Ein Radhelm, der nicht der Frisur schadet

Den hat die schwedische Firma Hövding entwickelt. Man trägt ihn nicht auf dem Kopf, sondern um den Hals. Bei einem Unfall (Sturz oder Aufprall) öffnet er sich wie ein Airbag und stülpt sich über den Kopf. 

Es gibt große Anbieter in Deutschland, über die  man den Airbag-Helm beziehen kann. Er kostet satte 399 Euro, wird aber bereits billiger. Er sieht aus wie der Kragen einer Outdoorjacke. Und im Falle eines Unfalls wie eine Trockenhaube. Der Hersteller sagt, dass das Teil nicht auslöst, wenn man vom Rad springt oder sonst irgendwelchen Unsinn macht, aber zuverlässig, sobald man mit dem Kopf auf ein Auto oder auf den Boden aufzuschlagen droht. Wer das sehen will, kann hier das Youtube-Video anschauen.

22. Februar 2014

Radparkplatz ohne Zugang

Mit dem Rad zur Arbeit fahren ist in. Zwar fördern die meisten Firmen Radler nicht, während sie Autofahrern traditionell Parkplätze oder Tiefgaragen zur Verfügung stellen und Stadtbahnfahrern Zuschüsse zahlen. Einen Bonus bekommen die meisten Radfahrer nicht, dafür müssen sie um Abstellplätze kämpfen. 

Der SWR hat vor dem neuen Eingang in der Kuhnstraße jetzt Fahrradständer aufgestellt. Ob sie im Sommer reichen, wird sich zeigen.

Zunächst einmal kommt man auf dem Rad legal gar nicht bis dorthin.

20. Februar 2014

Radfahren ist gut fürs Geschäft

Der Kofferraum ist die größte Einkaufstasche, heißt es immer wieder.

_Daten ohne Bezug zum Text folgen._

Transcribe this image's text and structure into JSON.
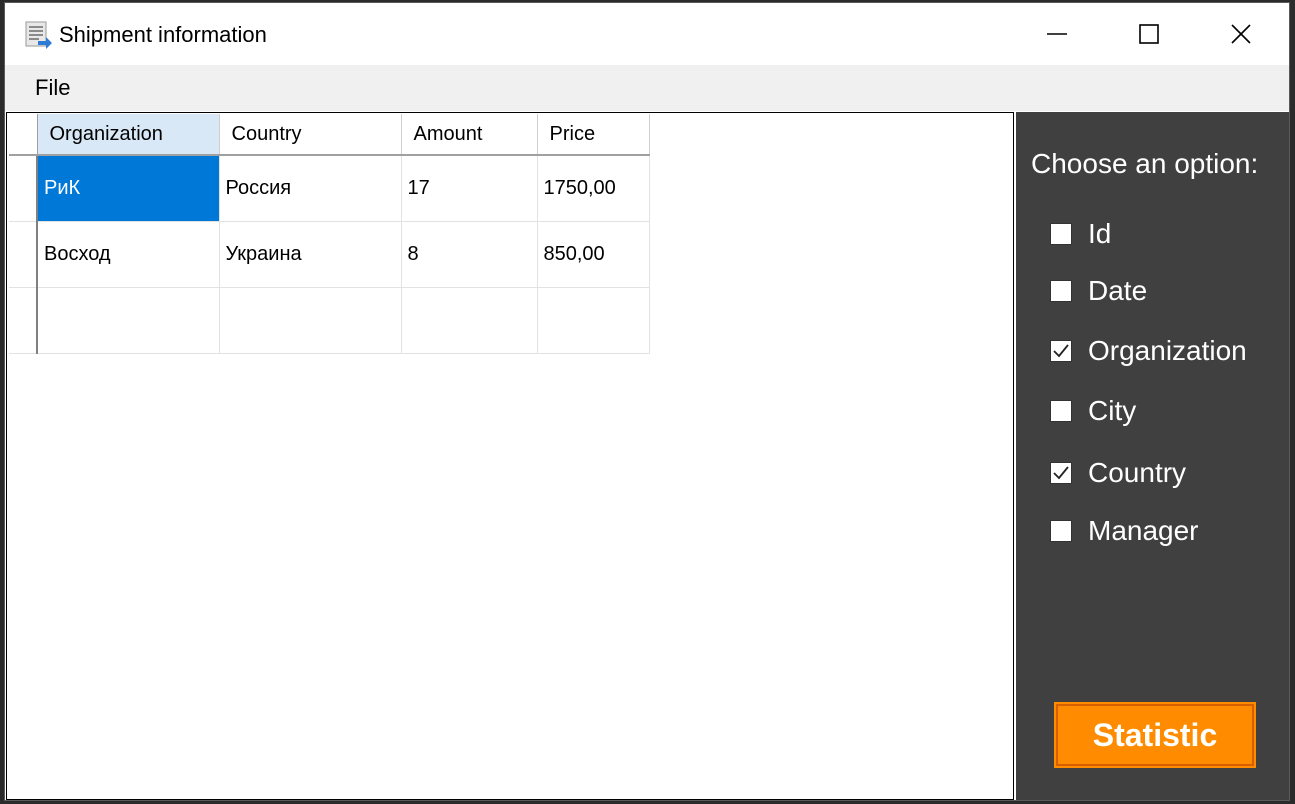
{
  "window": {
    "title": "Shipment information",
    "icons": {
      "app": "document-list-icon",
      "minimize": "minimize-icon",
      "maximize": "maximize-icon",
      "close": "close-icon"
    }
  },
  "menu": {
    "file": "File"
  },
  "grid": {
    "columns": [
      "Organization",
      "Country",
      "Amount",
      "Price"
    ],
    "rows": [
      [
        "РиК",
        "Россия",
        "17",
        "1750,00"
      ],
      [
        "Восход",
        "Украина",
        "8",
        "850,00"
      ],
      [
        "",
        "",
        "",
        ""
      ]
    ],
    "selected_cell": "РиК"
  },
  "panel": {
    "label": "Choose an option:",
    "options": [
      {
        "label": "Id",
        "checked": false
      },
      {
        "label": "Date",
        "checked": false
      },
      {
        "label": "Organization",
        "checked": true
      },
      {
        "label": "City",
        "checked": false
      },
      {
        "label": "Country",
        "checked": true
      },
      {
        "label": "Manager",
        "checked": false
      }
    ],
    "button": "Statistic"
  },
  "colors": {
    "selection": "#0078d7",
    "panel_bg": "#404040",
    "button_bg": "#ff8c00",
    "header_selected": "#d9e8f7"
  }
}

Deshalb brauche eine Innenstadt Parkhäuser, damit die Leute einkaufen kommen. 

Stimmt nicht, hat ein US-Geschäftmann festgestellt, wie der Guardian berichtet. Demnach untesrtützen amerikanische Geschäftsleute den Radverkehr, nicht weil sie an Umweltschutz, sondern weil sie an ihren Umsatz denken.

19. Februar 2014

Innenstadt entstressen - Bericht vom Radforum mit OB Kuhn

Gestern war Plenumssitzung des Stuttgarter Radforums im Rathaus. Oberbürgermeister Kuhn war dabei. Er hat erzählt, dass Stau, Stress und Feinstaub die größten Probleme der Autostadt Stuttgart sind. 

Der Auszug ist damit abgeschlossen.